08 Nisan 2011

Emanet Yaşanmışlıklar

Bak her neyse, sana dünyanın en güzel kısa hikayesini yazayım. Hemingway'in:

"Satılık: Bebek patikleri. Çok az kullanılmış."

Buradan yola çıkarak bu uzun bir iç çekiş olacağına inandığım yazıyı sürdüreyim.

Günlerdir aynı şarkıyı dinliyorum: Aaron - little love. Ki zaten birkaç post önce paylaşmıştım. Şarkıdaki "Don't worry, life is easy" kısmı nasıl vuruyor bir bilsen. Hava da karamsar zaten, nefret ettiğim bahar çok şükür hâlâ gelmedi. Hiç gelmese zerre üzülmeyeceğim zaten.

Senle dertleşmeyeli uzun zaman oldu. Artık o kadar çok iki yabancı'yız ki elim telefona gidip de arayamıyor seni dertleşmek için. Merak ettiğimde ya da kabus falan gördüğümde arıyorum. Geçen düşündüm: Biz miydik saatlerce konuşan?

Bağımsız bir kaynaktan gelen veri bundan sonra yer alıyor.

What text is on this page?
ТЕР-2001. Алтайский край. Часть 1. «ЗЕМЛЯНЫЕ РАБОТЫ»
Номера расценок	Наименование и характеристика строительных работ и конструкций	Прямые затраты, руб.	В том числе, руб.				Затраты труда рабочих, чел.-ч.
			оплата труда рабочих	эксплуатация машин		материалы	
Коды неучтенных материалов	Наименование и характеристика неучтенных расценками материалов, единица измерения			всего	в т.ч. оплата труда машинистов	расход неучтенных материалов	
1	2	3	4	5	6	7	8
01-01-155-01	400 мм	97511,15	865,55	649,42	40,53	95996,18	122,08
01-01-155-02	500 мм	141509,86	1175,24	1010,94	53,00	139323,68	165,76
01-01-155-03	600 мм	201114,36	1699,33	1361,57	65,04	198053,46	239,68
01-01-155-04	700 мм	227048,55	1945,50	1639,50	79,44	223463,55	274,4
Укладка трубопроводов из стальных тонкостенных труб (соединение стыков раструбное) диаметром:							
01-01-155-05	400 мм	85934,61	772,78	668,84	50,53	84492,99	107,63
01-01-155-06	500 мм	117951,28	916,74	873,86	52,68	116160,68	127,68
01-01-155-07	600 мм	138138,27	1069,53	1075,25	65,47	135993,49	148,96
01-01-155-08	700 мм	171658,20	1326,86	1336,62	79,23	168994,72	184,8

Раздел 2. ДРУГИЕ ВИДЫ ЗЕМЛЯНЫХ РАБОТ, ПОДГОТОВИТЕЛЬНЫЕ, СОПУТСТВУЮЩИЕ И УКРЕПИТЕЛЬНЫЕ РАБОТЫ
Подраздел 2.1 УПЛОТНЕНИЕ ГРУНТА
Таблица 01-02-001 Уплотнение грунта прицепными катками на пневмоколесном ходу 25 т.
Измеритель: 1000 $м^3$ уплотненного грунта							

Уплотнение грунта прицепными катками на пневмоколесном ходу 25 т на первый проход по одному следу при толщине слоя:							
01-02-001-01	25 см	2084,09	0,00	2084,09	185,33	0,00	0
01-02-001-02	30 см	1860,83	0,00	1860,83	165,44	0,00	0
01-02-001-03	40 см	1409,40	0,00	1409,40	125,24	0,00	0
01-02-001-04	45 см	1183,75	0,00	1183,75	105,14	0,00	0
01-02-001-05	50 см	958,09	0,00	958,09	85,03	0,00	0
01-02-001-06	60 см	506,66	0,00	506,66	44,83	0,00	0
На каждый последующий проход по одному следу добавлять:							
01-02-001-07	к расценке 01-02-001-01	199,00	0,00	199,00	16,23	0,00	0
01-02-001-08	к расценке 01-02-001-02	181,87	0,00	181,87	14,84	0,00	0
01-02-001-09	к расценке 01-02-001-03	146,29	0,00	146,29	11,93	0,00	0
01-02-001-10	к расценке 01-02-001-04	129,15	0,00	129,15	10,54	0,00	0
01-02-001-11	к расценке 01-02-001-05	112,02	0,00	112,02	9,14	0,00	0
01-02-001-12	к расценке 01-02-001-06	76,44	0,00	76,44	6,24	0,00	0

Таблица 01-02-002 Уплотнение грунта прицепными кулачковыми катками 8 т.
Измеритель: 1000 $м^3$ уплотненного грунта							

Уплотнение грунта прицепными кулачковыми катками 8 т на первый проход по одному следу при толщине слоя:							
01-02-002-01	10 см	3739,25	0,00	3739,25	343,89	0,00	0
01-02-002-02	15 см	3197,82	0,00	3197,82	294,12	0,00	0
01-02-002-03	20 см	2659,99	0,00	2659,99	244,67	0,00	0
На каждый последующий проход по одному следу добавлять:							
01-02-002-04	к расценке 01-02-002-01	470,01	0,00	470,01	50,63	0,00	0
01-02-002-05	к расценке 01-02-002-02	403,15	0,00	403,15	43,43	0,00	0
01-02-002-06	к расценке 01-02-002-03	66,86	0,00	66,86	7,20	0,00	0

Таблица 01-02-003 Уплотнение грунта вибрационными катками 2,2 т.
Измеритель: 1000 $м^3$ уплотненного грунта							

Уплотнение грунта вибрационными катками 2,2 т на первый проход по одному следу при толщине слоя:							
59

Öyleydik galiba. Hatıralar yanıltıcı olabilir; ama bu denli de değil di mi sevgili dost? Eski dost mu yoksa?..

Ben bir bok yiyorum şu an: Öyle yazıyorum işte kendi kendime. Üstelik bir süredir aklımda olan şeyi de paylaşayım seninle: Blog'u taşıyalım mı? adresi değiştirelim ya da sıfırdan bir bloga başlayalım. Kimsenin bilmediği bir yerde, kimsenin okumayacağı bir yerde. Bir süre güzel olsa da artık yazdıklarımın okunuyor olması hoşuma gitmiyor. Ben burayı kendime ait bit arka kapı, kirli çamaşırlarımı koyduğum bir yer olarak seviyorum. Şu anki hali umumi bir tuvalet kadar güzel en fazla. O yüzden bu teklifimi değerlendir. Eğer sana da uyarsa çekip gidelim. Yok uymazsa; o halde varsın öyle olsun. Seni mi kıracağım sanki?

Bir tarafta ben varım Her neyse, yalnızca ben. Hani tüm yanlışlarımı almışım, bir başıma sürükleniyorum anki. Styx'ten geçecek olsam bu kadar zorlanmazdım herhalde. Eh madem öyle abi, ben niye bu derece dağılıyorum? Yani kırk yaşında bir dağ evinde ben ve birkaç köpek ile geçecek bir hayat mı paklayacak beni? Medeniyetten uzakta, daha doğrusu medeniyeti kuran insanlardan uzakta, dağlı gibi mi yaşayacağım? Bir anda her şeyi bırakıp gitmek, geriye bakmamak, ileriyi düşünmemek. Ya bu mudur bana reva olan? Revayıhak mıdır bu? Sanırım değil. Değil ki ben hâlâ yüzüme bakıp şaşırıyorum. Bitik Adam'daki "diye düşündüm" kalıbı var ya hani, hah işte öyle yaşıyorum ben de. Her cümlemin sonuna, her hareketimin sonuna "diye düşündüm" diyorum sanki. Bir tek piyano virtüözü oluşum eksik.

Ama dert etmeyeyim değil mi Her neyse? Hayat kolay değil mi Her neyse? Ah ya, şarkıda duyduğunda öyle geliyor sanki bir an için. Ama sonra fark ediyorsun adamın da mutsuz olduğunu. "Senin için her şeyi yaparım"a getiriyor konuyu; ama o da umutsuz. Biliyor bir şey yapamayacağını. O ki sadece bir tek kişi. Karşısındaki çok daha fazlası.

Sevdiklerimiz olduklarından çok daha fazladırlar değil mi? Salaktırlar; ama tatlıdırlar mesela. Ya da laftan anlamazlar; ama masumdurlar... Pek çok şey olur onlar. Çok azı gerçekten oldukları şeylerdir. Daha da azı bizim olduklarımızdır. Biz, sevenler yani, neyi sevdiğini umursamadan, sadece körüzdür. Katarakt gibi aslında, sis perdesi var. Perde bir kalkıyor ve bum! Bir cuma akşamı geçmişi yad ederken buluyorsun kendini. Ve fonda yine "Don't worry, life is easy" diyor. Ah ya.

Seninle konuşmalarımızda her seferinde rahatsız edici bir sessizlik oluyor. Ne düşünüyorsun o anda? Ben mesela, "Yazık, bu sefer de oldu" diyorum. Olmamasını isteyeceğim ilk insandın halbuki. Kısmet, mi demeli? En iyisi bir şey dememek. Sustukça daha çok kazanıyorsun bu hayatta; birinci elden tecrübe ettim, ediyorum. O yüzden susalım sevgili dost, susayım, diye düşünüyorum.